Haden said he would set aside time the following week as well. A visit to the mine site, tour of an active mine, and a flyover of mountaintop removal sites will be scheduled after all the testimony is heard, the judge said.
During Wednesday's hearing, Hobet Mining lawyer Roger Wolfe opposed extension of the temporary restraining order, arguing that environmental group lawyers had already taken too long presenting their case.
Steven Rusak, a lawyer for the Corps of Engineers, also objected to the extension. Russ Hunter, a lawyer for the state Division of Environmental Protection, said DEP would not oppose an extension.
At the request of Warren Upton, a lawyer for coal industry trade groups, Haden clarified that the temporary restraining order applies only to the Hobet permit, not to other coal companies.

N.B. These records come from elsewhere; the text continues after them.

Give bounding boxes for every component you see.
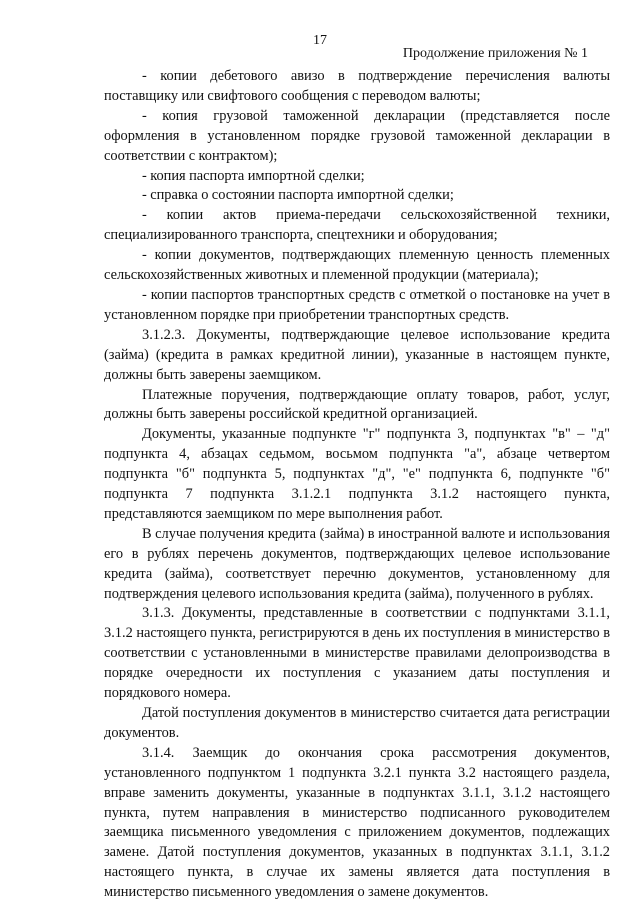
paragraph-debit-advice: - копии дебетового авизо в подтверждение перечисления валюты поставщику или свифтового сообщения с переводом валюты; — [104, 68, 610, 104]
paragraph-vehicle-passports: - копии паспортов транспортных средств с отметкой о постановке на учет в установленном порядке при приобретении транспортных средств. — [104, 286, 610, 323]
document-body — [104, 67, 610, 903]
paragraph-acceptance-acts: - копии актов приема-передачи сельскохозяйственной техники, специализированного транспорта, спецтехники и оборудования; — [104, 207, 610, 244]
paragraph-documents-subpoints: Документы, указанные подпункте "г" подпункта 3, подпунктах "в" – "д" подпункта 4, абзацах седьмом, восьмом подпункта "а", абзаце четвертом подпункта "б" подпункта 5, подпунктах "д", "е" подпункта 6, подпункте "б" подпункта 7 подпункта 3.1.2.1 подпункта 3.1.2 настоящего пункта, представляются заемщиком по мере выполнения работ. — [104, 426, 610, 522]
paragraph-3-1-3: 3.1.3. Документы, представленные в соответствии с подпунктами 3.1.1, 3.1.2 настоящего пункта, регистрируются в день их поступления в министерство в соответствии с установленными в министерстве правилами делопроизводства в порядке очередности их поступления с указанием даты поступления и порядкового номера. — [104, 605, 610, 702]
paragraph-import-passport: - копия паспорта импортной сделки; — [142, 167, 365, 184]
paragraph-3-1-4: 3.1.4. Заемщик до окончания срока рассмотрения документов, установленного подпунктом 1 подпункта 3.2.1 пункта 3.2 настоящего раздела, вправе заменить документы, указанные в подпунктах 3.1.1, 3.1.2 настоящего пункта, путем направления в министерство подписанного руководителем заемщика письменного уведомления с приложением документов, подлежащих замене. Датой поступления документов, указанных в подпунктах 3.1.1, 3.1.2 настоящего пункта, в случае их замены является дата поступления в министерство письменного уведомления о замене документов. — [104, 744, 610, 901]
paragraph-breeding-documents: - копии документов, подтверждающих племенную ценность племенных сельскохозяйственных животных и племенной продукции (материала); — [104, 247, 610, 284]
appendix-continuation-note: Продолжение приложения № 1 — [402, 46, 588, 61]
page-number: 17 — [313, 33, 327, 48]
paragraph-registration-date: Датой поступления документов в министерство считается дата регистрации документов. — [104, 705, 610, 741]
paragraph-customs-declaration: - копия грузовой таможенной декларации (представляется после оформления в установленном порядке грузовой таможенной декларации в соответствии с контрактом); — [104, 107, 610, 164]
paragraph-foreign-currency: В случае получения кредита (займа) в иностранной валюте и использования его в рублях перечень документов, подтверждающих целевое использование кредита (займа), соответствует перечню документов, установленному для подтверждения целевого использования кредита (займа), полученного в рублях. — [104, 525, 610, 602]
paragraph-passport-status: - справка о состоянии паспорта импортной сделки; — [142, 187, 454, 204]
paragraph-3-1-2-3: 3.1.2.3. Документы, подтверждающие целевое использование кредита (займа) (кредита в рамках кредитной линии), указанные в настоящем пункте, должны быть заверены заемщиком. — [104, 326, 610, 383]
paragraph-payment-orders: Платежные поручения, подтверждающие оплату товаров, работ, услуг, должны быть заверены российской кредитной организацией. — [104, 386, 610, 423]
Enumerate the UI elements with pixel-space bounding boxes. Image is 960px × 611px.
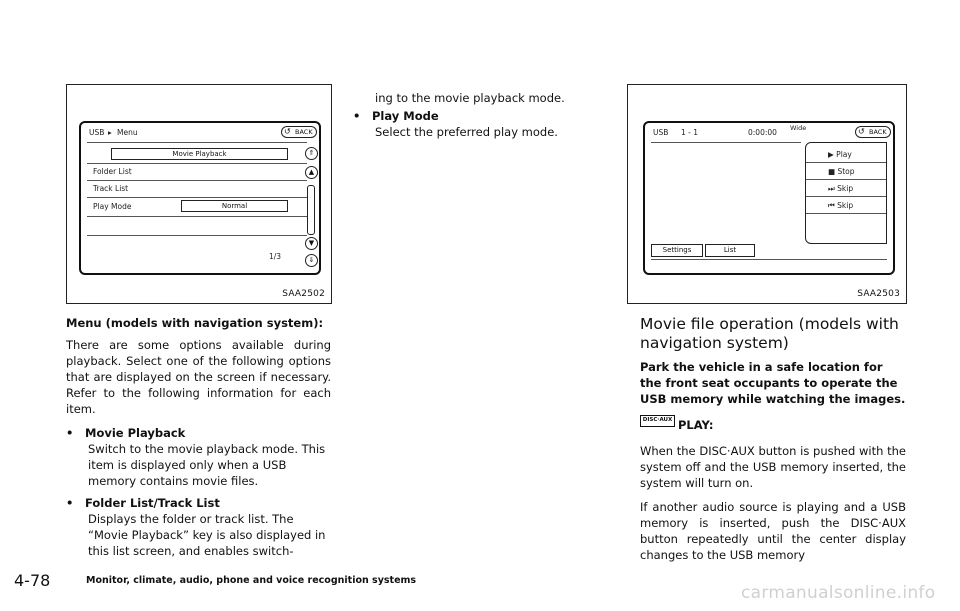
menu-intro: There are some options available during playback. Select one of the following options that are displayed on the screen if necessary. Refer to the following information for each item. xyxy=(66,338,331,416)
section-title: Movie file operation (models with navigation system) xyxy=(640,315,899,352)
bullet-folder-track-list: • Folder List/Track List xyxy=(66,496,220,510)
skip-back-icon: ⏮ xyxy=(828,201,835,210)
bullet-play-mode-body: Select the preferred play mode. xyxy=(375,125,558,139)
stop-button[interactable]: ■ Stop xyxy=(828,167,855,176)
play-paragraph-2: If another audio source is playing and a USB memory is inserted, push the DISC·AUX button repeatedly until the center display changes to the USB memory xyxy=(640,500,906,562)
disc-aux-icon: DISC·AUX xyxy=(640,415,675,427)
bullet-play-mode: • Play Mode xyxy=(353,109,439,123)
movie-playback-button[interactable]: Movie Playback xyxy=(111,148,288,160)
column-2 xyxy=(353,90,593,146)
figure-movie-screen xyxy=(627,84,907,304)
menu-screen xyxy=(79,121,321,275)
back-arrow-icon: ↺ xyxy=(284,127,291,136)
back-arrow-icon: ↺ xyxy=(858,127,865,136)
play-icon: ▶ xyxy=(828,150,834,159)
scrollbar[interactable] xyxy=(307,185,315,235)
screen-menu-label: Menu xyxy=(117,128,138,137)
breadcrumb-arrow: ▸ xyxy=(108,128,112,137)
continuation-text: ing to the movie playback mode. xyxy=(375,91,565,105)
play-time: 0:00:00 xyxy=(748,128,777,137)
scroll-down-fast-icon[interactable]: ⇓ xyxy=(305,254,318,267)
menu-heading: Menu (models with navigation system): xyxy=(66,316,324,330)
chapter-title: Monitor, climate, audio, phone and voice recognition systems xyxy=(86,575,417,586)
stop-icon: ■ xyxy=(828,167,836,176)
page-indicator: 1/3 xyxy=(269,252,282,261)
scroll-up-icon[interactable]: ▲ xyxy=(305,166,318,179)
play-paragraph-1: When the DISC·AUX button is pushed with the system off and the USB memory inserted, the system will turn on. xyxy=(640,444,906,490)
scroll-up-fast-icon[interactable]: ⇑ xyxy=(305,147,318,160)
track-number: 1 - 1 xyxy=(681,128,699,137)
back-button[interactable]: ↺ BACK xyxy=(855,126,891,138)
column-3 xyxy=(640,315,906,571)
play-mode-value: Normal xyxy=(181,200,288,212)
figure-code: SAA2502 xyxy=(282,289,325,299)
skip-back-button[interactable]: ⏮ Skip xyxy=(828,201,854,210)
play-button[interactable]: ▶ Play xyxy=(828,150,852,159)
aspect-mode: Wide xyxy=(790,124,807,132)
figure-menu-screen xyxy=(66,84,332,304)
screen-title: USB xyxy=(89,128,105,137)
list-button[interactable]: List xyxy=(705,244,755,257)
back-button[interactable]: ↺ BACK xyxy=(281,126,317,138)
play-heading-row xyxy=(640,415,906,437)
bullet-folder-track-list-body: Displays the folder or track list. The “Movie Playback” key is also displayed in this list screen, and enables switch- xyxy=(88,512,326,558)
scroll-down-icon[interactable]: ▼ xyxy=(305,237,318,250)
movie-screen xyxy=(643,121,895,275)
skip-forward-icon: ⏭ xyxy=(828,184,835,193)
play-mode-item[interactable]: Play Mode xyxy=(93,202,132,211)
skip-forward-button[interactable]: ⏭ Skip xyxy=(828,184,854,193)
settings-button[interactable]: Settings xyxy=(651,244,703,257)
track-list-item[interactable]: Track List xyxy=(93,184,129,193)
folder-list-item[interactable]: Folder List xyxy=(93,167,132,176)
controls-panel xyxy=(805,142,887,244)
column-1 xyxy=(66,315,331,565)
play-heading: PLAY: xyxy=(678,418,714,432)
page-number: 4-78 xyxy=(14,571,51,590)
safety-warning: Park the vehicle in a safe location for the front seat occupants to operate the USB memory while watching the images. xyxy=(640,360,906,406)
watermark: carmanualsonline.info xyxy=(741,583,936,603)
bullet-movie-playback-body: Switch to the movie playback mode. This item is displayed only when a USB memory contains movie files. xyxy=(88,442,326,488)
figure-code: SAA2503 xyxy=(857,289,900,299)
bullet-movie-playback: • Movie Playback xyxy=(66,426,186,440)
source-label: USB xyxy=(653,128,669,137)
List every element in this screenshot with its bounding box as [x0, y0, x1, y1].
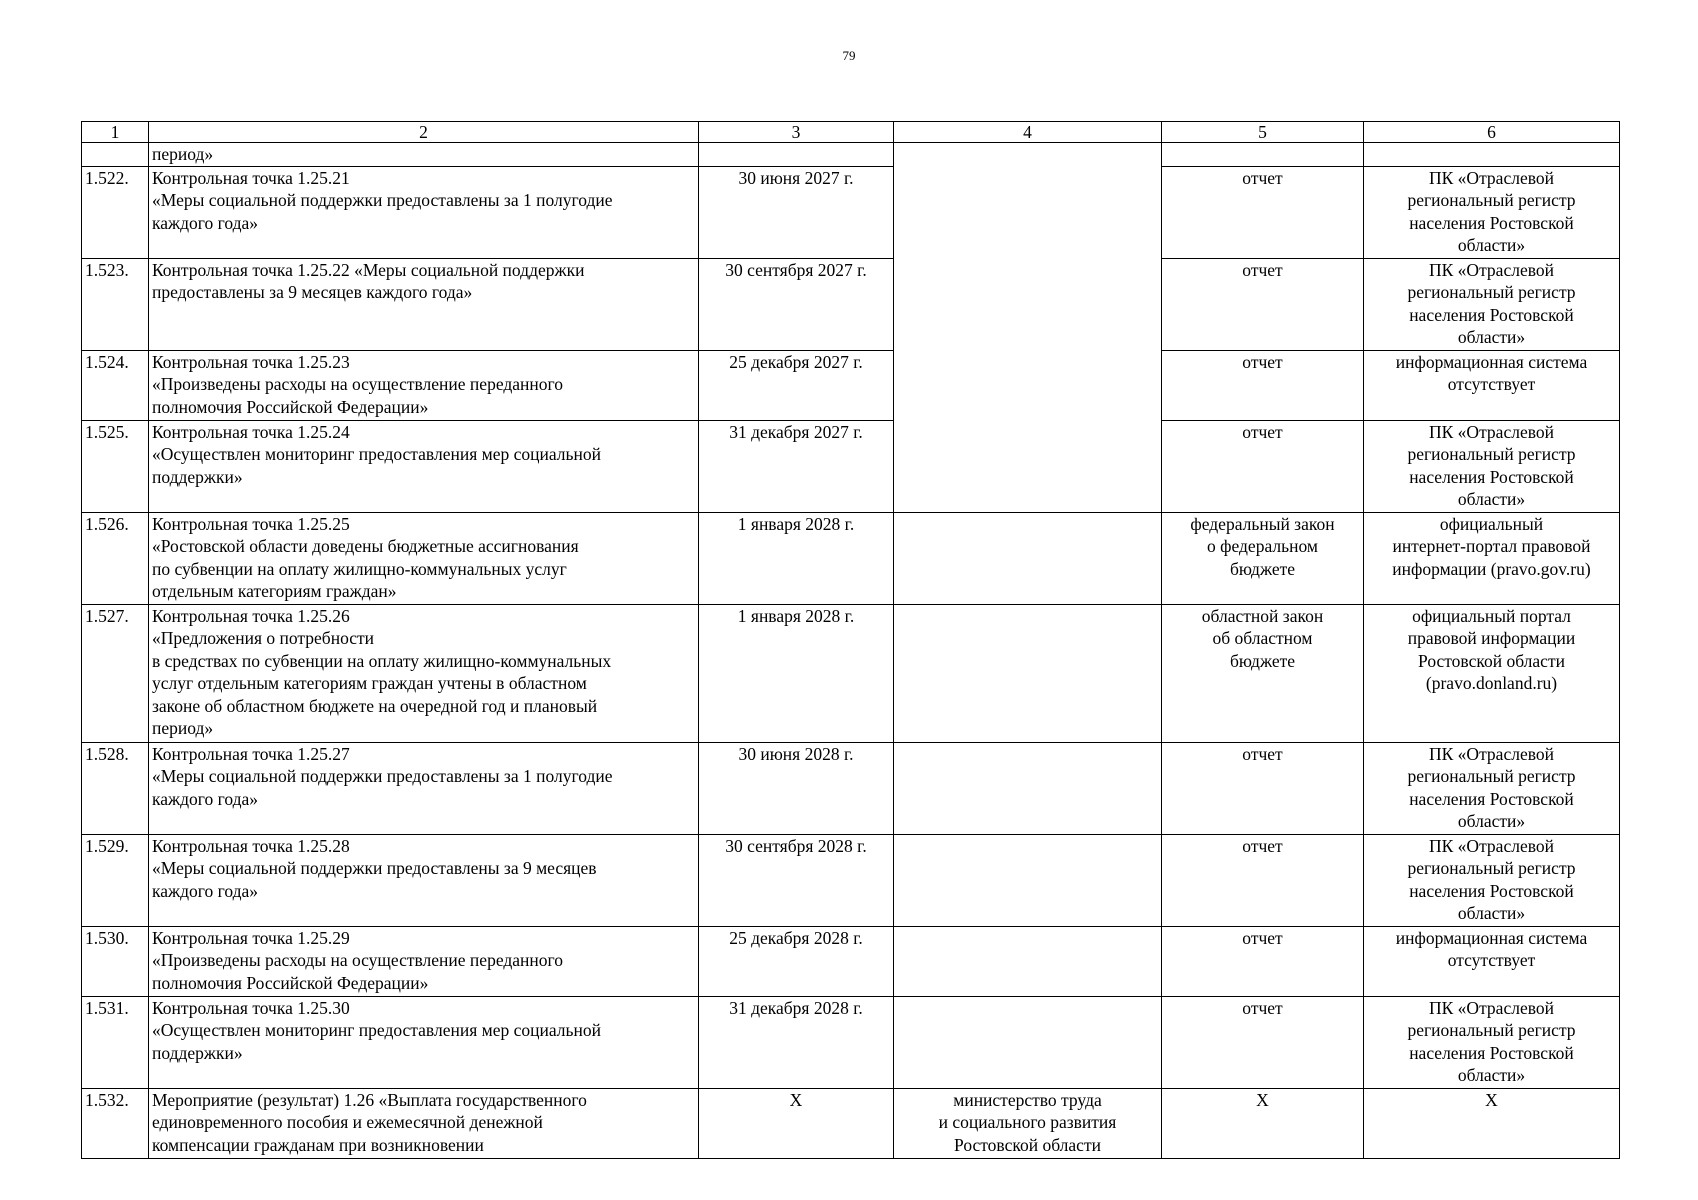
- info-system-cell-line: региональный регистр: [1407, 282, 1576, 302]
- document-cell: [1162, 166, 1364, 258]
- responsible-cell-line: Ростовской области: [954, 1134, 1101, 1155]
- description-cell-line: «Произведены расходы на осуществление переданного: [152, 950, 563, 970]
- info-system-cell-line: (pravo.donland.ru): [1425, 673, 1558, 693]
- responsible-cell-line: министерство труда: [953, 1089, 1102, 1110]
- description-cell: [149, 996, 699, 1088]
- description-cell: [149, 166, 699, 258]
- description-cell-line: Контрольная точка 1.25.21: [152, 167, 350, 188]
- document-cell-line: отчет: [1242, 835, 1283, 856]
- info-system-cell-line: информационная система: [1395, 927, 1588, 948]
- date-cell: 30 сентября 2027 г.: [699, 258, 894, 350]
- description-cell-line: «Меры социальной поддержки предоставлены за 9 месяцев: [152, 858, 597, 878]
- date-cell: [699, 143, 894, 167]
- row-number-cell: 1.522.: [82, 166, 149, 258]
- description-cell-line: полномочия Российской Федерации»: [152, 972, 429, 993]
- info-system-cell: [1364, 926, 1620, 996]
- info-system-cell-line: правовой информации: [1407, 628, 1576, 648]
- info-system-cell-line: области»: [1457, 811, 1526, 831]
- description-cell-line: «Ростовской области доведены бюджетные ассигнования: [152, 536, 579, 556]
- info-system-cell-line: интернет-портал правовой: [1392, 536, 1591, 556]
- description-cell: [149, 742, 699, 834]
- plan-table: [81, 121, 1620, 1159]
- responsible-cell: [894, 604, 1162, 742]
- date-cell: 31 декабря 2028 г.: [699, 996, 894, 1088]
- info-system-cell-line: ПК «Отраслевой: [1429, 997, 1554, 1018]
- date-cell: X: [699, 1088, 894, 1158]
- description-cell-line: Контрольная точка 1.25.24: [152, 421, 350, 442]
- table-row: [82, 926, 1620, 996]
- description-cell: [149, 420, 699, 512]
- info-system-cell-line: области»: [1457, 235, 1526, 255]
- description-cell-line: «Меры социальной поддержки предоставлены за 1 полугодие: [152, 766, 613, 786]
- info-system-cell-line: ПК «Отраслевой: [1429, 167, 1554, 188]
- info-system-cell: [1364, 742, 1620, 834]
- document-cell-line: отчет: [1242, 351, 1283, 372]
- document-cell-line: отчет: [1242, 421, 1283, 442]
- info-system-cell-line: населения Ростовской: [1409, 212, 1574, 233]
- responsible-cell: [894, 1088, 1162, 1158]
- row-number-cell: 1.529.: [82, 834, 149, 926]
- description-cell-line: отдельным категориям граждан»: [152, 581, 397, 601]
- description-cell: [149, 143, 699, 167]
- document-cell-line: отчет: [1242, 927, 1283, 948]
- info-system-cell: [1364, 143, 1620, 167]
- document-cell: [1162, 834, 1364, 926]
- header-col-1: 1: [82, 122, 149, 143]
- document-cell-line: бюджете: [1229, 558, 1296, 579]
- info-system-cell-line: населения Ростовской: [1409, 1042, 1574, 1063]
- info-system-cell: [1364, 1088, 1620, 1158]
- document-cell: [1162, 350, 1364, 420]
- description-cell-line: Мероприятие (результат) 1.26 «Выплата государственного: [152, 1089, 587, 1110]
- row-number-cell: 1.531.: [82, 996, 149, 1088]
- info-system-cell: [1364, 996, 1620, 1088]
- document-cell-line: отчет: [1242, 167, 1283, 188]
- row-number-cell: 1.526.: [82, 512, 149, 604]
- date-cell: 30 июня 2028 г.: [699, 742, 894, 834]
- table-row: [82, 1088, 1620, 1158]
- info-system-cell-line: региональный регистр: [1407, 190, 1576, 210]
- description-cell-line: Контрольная точка 1.25.28: [152, 835, 350, 856]
- description-cell-line: каждого года»: [152, 880, 259, 901]
- date-cell: 30 сентября 2028 г.: [699, 834, 894, 926]
- date-cell: 31 декабря 2027 г.: [699, 420, 894, 512]
- document-cell: [1162, 420, 1364, 512]
- responsible-cell: [894, 512, 1162, 604]
- table-row: [82, 512, 1620, 604]
- document-cell: [1162, 512, 1364, 604]
- header-col-2: 2: [149, 122, 699, 143]
- header-col-3: 3: [699, 122, 894, 143]
- description-cell-line: единовременного пособия и ежемесячной денежной: [152, 1112, 543, 1132]
- responsible-cell: [894, 996, 1162, 1088]
- info-system-cell: [1364, 512, 1620, 604]
- row-number-cell: 1.530.: [82, 926, 149, 996]
- description-cell-line: законе об областном бюджете на очередной год и плановый: [152, 695, 598, 716]
- info-system-cell-line: X: [1485, 1089, 1498, 1110]
- info-system-cell-line: населения Ростовской: [1409, 788, 1574, 809]
- info-system-cell: [1364, 604, 1620, 742]
- responsible-cell-line: и социального развития: [938, 1112, 1117, 1132]
- info-system-cell: [1364, 258, 1620, 350]
- description-cell: [149, 512, 699, 604]
- info-system-cell-line: информационная система: [1395, 351, 1588, 372]
- description-cell-line: поддержки»: [152, 1042, 243, 1063]
- description-cell-line: Контрольная точка 1.25.23: [152, 351, 350, 372]
- row-number-cell: 1.528.: [82, 742, 149, 834]
- table-row: [82, 604, 1620, 742]
- info-system-cell-line: области»: [1457, 1065, 1526, 1085]
- info-system-cell-line: региональный регистр: [1407, 858, 1576, 878]
- table-row: [82, 834, 1620, 926]
- date-cell: 25 декабря 2028 г.: [699, 926, 894, 996]
- date-cell: 30 июня 2027 г.: [699, 166, 894, 258]
- row-number-cell: 1.525.: [82, 420, 149, 512]
- document-cell-line: бюджете: [1229, 650, 1296, 671]
- table-body: [82, 143, 1620, 1159]
- page-number: 79: [842, 48, 856, 63]
- header-col-4: 4: [894, 122, 1162, 143]
- document-cell-line: отчет: [1242, 259, 1283, 280]
- header-col-5: 5: [1162, 122, 1364, 143]
- description-cell-line: Контрольная точка 1.25.30: [152, 997, 350, 1018]
- document-cell: [1162, 926, 1364, 996]
- table-row: [82, 996, 1620, 1088]
- description-cell: [149, 258, 699, 350]
- info-system-cell-line: ПК «Отраслевой: [1429, 421, 1554, 442]
- table-row: [82, 742, 1620, 834]
- description-cell-line: в средствах по субвенции на оплату жилищно-коммунальных: [152, 650, 612, 671]
- document-cell: [1162, 258, 1364, 350]
- description-cell-line: поддержки»: [152, 466, 243, 487]
- info-system-cell-line: региональный регистр: [1407, 1020, 1576, 1040]
- row-number-cell: 1.523.: [82, 258, 149, 350]
- description-cell-line: Контрольная точка 1.25.25: [152, 513, 350, 534]
- description-cell-line: Контрольная точка 1.25.27: [152, 743, 350, 764]
- description-cell-line: каждого года»: [152, 788, 259, 809]
- description-cell-line: период»: [152, 718, 214, 738]
- table-row: [82, 420, 1620, 512]
- info-system-cell-line: области»: [1457, 903, 1526, 923]
- table-row: [82, 350, 1620, 420]
- document-cell-line: областной закон: [1201, 605, 1324, 626]
- info-system-cell: [1364, 420, 1620, 512]
- document-cell: [1162, 742, 1364, 834]
- row-number-cell: 1.527.: [82, 604, 149, 742]
- description-cell-line: предоставлены за 9 месяцев каждого года»: [152, 282, 473, 302]
- description-cell: [149, 1088, 699, 1158]
- description-cell-line: каждого года»: [152, 212, 259, 233]
- document-cell-line: отчет: [1242, 997, 1283, 1018]
- document-cell-line: X: [1256, 1089, 1269, 1110]
- responsible-cell: [894, 926, 1162, 996]
- description-cell-line: Контрольная точка 1.25.22 «Меры социальной поддержки: [152, 259, 585, 280]
- description-cell-line: услуг отдельным категориям граждан учтены в областном: [152, 673, 587, 693]
- description-cell: [149, 604, 699, 742]
- info-system-cell-line: Ростовской области: [1418, 650, 1565, 671]
- info-system-cell-line: региональный регистр: [1407, 766, 1576, 786]
- header-col-6: 6: [1364, 122, 1620, 143]
- info-system-cell-line: официальный портал: [1412, 605, 1571, 626]
- info-system-cell-line: региональный регистр: [1407, 444, 1576, 464]
- description-cell: [149, 350, 699, 420]
- description-cell-line: компенсации гражданам при возникновении: [152, 1134, 484, 1155]
- document-cell-line: о федеральном: [1207, 536, 1318, 556]
- document-cell: [1162, 1088, 1364, 1158]
- info-system-cell-line: ПК «Отраслевой: [1429, 835, 1554, 856]
- info-system-cell-line: ПК «Отраслевой: [1429, 743, 1554, 764]
- info-system-cell-line: отсутствует: [1447, 374, 1536, 394]
- row-number-cell: [82, 143, 149, 167]
- date-cell: 25 декабря 2027 г.: [699, 350, 894, 420]
- info-system-cell: [1364, 350, 1620, 420]
- document-cell-line: отчет: [1242, 743, 1283, 764]
- date-cell: 1 января 2028 г.: [699, 512, 894, 604]
- description-cell-line: по субвенции на оплату жилищно-коммунальных услуг: [152, 558, 567, 579]
- table-row: [82, 166, 1620, 258]
- document-cell-line: федеральный закон: [1190, 513, 1335, 534]
- description-cell-line: «Произведены расходы на осуществление переданного: [152, 374, 563, 394]
- description-cell-line: период»: [152, 144, 214, 164]
- info-system-cell-line: отсутствует: [1447, 950, 1536, 970]
- info-system-cell-line: области»: [1457, 327, 1526, 347]
- info-system-cell-line: информации (pravo.gov.ru): [1392, 558, 1591, 579]
- table-row: [82, 143, 1620, 167]
- description-cell-line: «Предложения о потребности: [152, 628, 375, 648]
- table-row: [82, 258, 1620, 350]
- description-cell-line: Контрольная точка 1.25.29: [152, 927, 350, 948]
- row-number-cell: 1.524.: [82, 350, 149, 420]
- document-cell-line: об областном: [1212, 628, 1313, 648]
- document-cell: [1162, 604, 1364, 742]
- description-cell-line: Контрольная точка 1.25.26: [152, 605, 350, 626]
- description-cell-line: «Меры социальной поддержки предоставлены за 1 полугодие: [152, 190, 613, 210]
- description-cell-line: полномочия Российской Федерации»: [152, 396, 429, 417]
- date-cell: 1 января 2028 г.: [699, 604, 894, 742]
- document-cell: [1162, 996, 1364, 1088]
- info-system-cell-line: населения Ростовской: [1409, 304, 1574, 325]
- info-system-cell-line: ПК «Отраслевой: [1429, 259, 1554, 280]
- responsible-cell: [894, 834, 1162, 926]
- info-system-cell-line: населения Ростовской: [1409, 466, 1574, 487]
- info-system-cell-line: области»: [1457, 489, 1526, 509]
- row-number-cell: 1.532.: [82, 1088, 149, 1158]
- responsible-cell: [894, 742, 1162, 834]
- responsible-cell: [894, 143, 1162, 513]
- info-system-cell-line: населения Ростовской: [1409, 880, 1574, 901]
- description-cell-line: «Осуществлен мониторинг предоставления мер социальной: [152, 1020, 601, 1040]
- info-system-cell: [1364, 166, 1620, 258]
- info-system-cell-line: официальный: [1439, 513, 1544, 534]
- document-cell: [1162, 143, 1364, 167]
- info-system-cell: [1364, 834, 1620, 926]
- description-cell-line: «Осуществлен мониторинг предоставления мер социальной: [152, 444, 601, 464]
- description-cell: [149, 926, 699, 996]
- header-row: [82, 122, 1620, 143]
- description-cell: [149, 834, 699, 926]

Earlier Wednesday, DEP assistant mining chief Lewis Halstead testified that changes in elevation from lopping off mountaintops should be considered in deciding whether mountaintop removal mines comply with the federal approximate original contour, or AOC, standards.
"Elevation would probably be part of it - would be a consideration - but not solely and maybe not even primarily," Halstead said.
Halstead said that if former DEP Director David C. Callaghan had not done away with the state's 50-foot elevation change rule, mountaintop removal mines would have to receive AOC variances and propose post-mining development.